Licenses dictate how your dataset may be used. You can find information about open data licenses at Open Definition

Licenses are selected by clicking on the dropdown box; you must select an option.

The default license for open data is “Creative Commons CC Zero.” This means that the dataset may be used without limitations. The “Creative Commons Attribution” license allows users to freely use your data, but they must reference the source of the data.

Tags

It is advisable to enter tags that do not appear in the description or title of your dataset. DataPlatform already indexes keywords in the Title and Description fields.

Tags influence search terms. Utilizing tags will make your datasets easier to find. Entering the first few letters of your intended tag will make DataPlatform search for the closest existing match – if it matches, click on the tag in the dropdown list.

If your intended tag does not match any existing entries, complete the entire word, then hit the return key. Once your new tag has been entered, it is now possible to use this as an existing tag. If you select the wrong tag, you may remove it by click on the cross “X” in front of the word.

SCREENCAST: adding tags

Theme

Themes are based on the corresponding DCAT value lists.

Publisher

Entity responsible for maintenance and publication of the dataset.

Type of publisher

Based on DCAT value list.

Language

Language of the data. Dropdown menu with values Swedish and English.

Landing Page

Webpage that provides additional information about the dataset, its metadata or from the supplying organization.

Contact point type

This property tells whether the contact point corresponds to an Individual or an Organisation.

Contact point name

Name of the contact point.

Contact point email

Email of the contact point.

Contact point phone

Phone number of the contact point.

Contact point address

Address of the contact point.

Spatial

The schemes of the spatial value.

Temporal start

A point in time, together with temporal_end it describes a period in time.

Temporal end

A point in time, together with temporal_start it describes a period in time.

Access rights

The level of openness of the dataset. Values are Public, Non Public, and Restricted

Issued

Date on which the dataset was published

Version

Version number. Should be a numeric value

Version Notes

Description of changes compared to previous version.

Frequency

Frequency of change datasource. Based on DCAT value list.

Reference to a any kind of related resource

Source

Reference to another dataset.

Conforms to

URL to established schema to which distribution conforms.

Has version

Refers to a related Dataset URL that is a version, edition, or adaptation of the described Dataset.

Is version of

Refers to a related Dataset URL of which the described Dataset is a version, edition, or adaptation.

Alternative ID

The alternative ID can be found in the URL of the dataset; every data set and data source has a unique ID.

Provenance

This field contains a statement about the lineage of a Dataset.

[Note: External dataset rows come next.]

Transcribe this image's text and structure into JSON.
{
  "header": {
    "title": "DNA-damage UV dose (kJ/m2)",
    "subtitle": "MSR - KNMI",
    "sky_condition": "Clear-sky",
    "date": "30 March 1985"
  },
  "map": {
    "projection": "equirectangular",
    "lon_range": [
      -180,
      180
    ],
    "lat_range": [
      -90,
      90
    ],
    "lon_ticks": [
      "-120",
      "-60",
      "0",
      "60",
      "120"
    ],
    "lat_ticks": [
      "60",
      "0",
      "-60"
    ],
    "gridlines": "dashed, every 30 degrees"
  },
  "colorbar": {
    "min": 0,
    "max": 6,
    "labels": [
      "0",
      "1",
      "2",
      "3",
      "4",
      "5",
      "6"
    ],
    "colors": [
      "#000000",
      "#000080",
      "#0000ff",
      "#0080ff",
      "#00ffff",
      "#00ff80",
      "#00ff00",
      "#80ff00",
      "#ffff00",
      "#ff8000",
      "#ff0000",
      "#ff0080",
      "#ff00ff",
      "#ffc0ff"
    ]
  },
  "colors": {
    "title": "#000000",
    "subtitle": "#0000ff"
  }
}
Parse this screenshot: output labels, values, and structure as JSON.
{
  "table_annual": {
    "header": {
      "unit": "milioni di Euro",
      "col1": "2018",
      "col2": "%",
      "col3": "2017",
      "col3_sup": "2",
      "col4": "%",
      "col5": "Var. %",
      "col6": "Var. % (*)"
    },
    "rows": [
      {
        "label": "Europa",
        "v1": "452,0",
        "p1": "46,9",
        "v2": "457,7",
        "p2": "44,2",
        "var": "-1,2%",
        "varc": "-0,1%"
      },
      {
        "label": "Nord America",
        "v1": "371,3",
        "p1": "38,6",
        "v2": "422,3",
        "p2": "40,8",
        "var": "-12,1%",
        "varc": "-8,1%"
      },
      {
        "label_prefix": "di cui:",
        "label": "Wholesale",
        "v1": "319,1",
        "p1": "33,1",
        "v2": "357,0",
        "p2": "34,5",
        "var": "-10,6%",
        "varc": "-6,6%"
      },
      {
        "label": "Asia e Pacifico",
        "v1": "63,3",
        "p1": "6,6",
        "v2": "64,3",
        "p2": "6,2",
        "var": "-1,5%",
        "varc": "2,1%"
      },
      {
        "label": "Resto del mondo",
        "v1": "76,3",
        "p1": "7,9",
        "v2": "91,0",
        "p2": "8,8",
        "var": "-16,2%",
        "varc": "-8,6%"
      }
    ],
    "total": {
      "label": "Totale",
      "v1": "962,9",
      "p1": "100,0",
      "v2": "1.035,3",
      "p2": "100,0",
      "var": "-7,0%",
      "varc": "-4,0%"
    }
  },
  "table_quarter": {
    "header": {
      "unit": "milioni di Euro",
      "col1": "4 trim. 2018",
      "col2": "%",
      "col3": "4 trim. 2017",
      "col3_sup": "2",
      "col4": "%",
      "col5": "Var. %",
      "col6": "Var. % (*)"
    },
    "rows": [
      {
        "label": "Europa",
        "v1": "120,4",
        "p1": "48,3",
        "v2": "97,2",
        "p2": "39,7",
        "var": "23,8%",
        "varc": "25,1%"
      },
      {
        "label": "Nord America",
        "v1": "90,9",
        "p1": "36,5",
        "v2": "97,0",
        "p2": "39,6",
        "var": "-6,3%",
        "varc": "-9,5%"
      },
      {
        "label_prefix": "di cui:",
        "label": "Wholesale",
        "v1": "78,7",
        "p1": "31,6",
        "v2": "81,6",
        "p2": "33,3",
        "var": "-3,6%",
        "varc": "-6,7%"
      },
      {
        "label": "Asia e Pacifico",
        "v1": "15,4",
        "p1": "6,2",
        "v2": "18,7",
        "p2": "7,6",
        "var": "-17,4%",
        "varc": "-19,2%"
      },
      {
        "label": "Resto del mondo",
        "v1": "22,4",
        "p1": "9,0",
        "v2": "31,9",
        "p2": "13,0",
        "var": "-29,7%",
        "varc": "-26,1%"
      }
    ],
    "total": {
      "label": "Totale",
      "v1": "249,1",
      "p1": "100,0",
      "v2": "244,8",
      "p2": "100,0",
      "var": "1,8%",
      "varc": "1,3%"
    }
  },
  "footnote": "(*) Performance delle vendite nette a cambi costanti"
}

If the dataset contains geographic data, it can be published to GeoServer.

Save

At the bottom of the metadata schema are two options for saving the created metadata. The options are 'Save without data' or 'Next: Add data'.

With the first option, 'Save without data', you save the dataset with only the metadata. No resource with actual data will be included.

With the second option, 'Next: Add data', there is the possibility to add resources. This can be done via an external URL or by adding a file.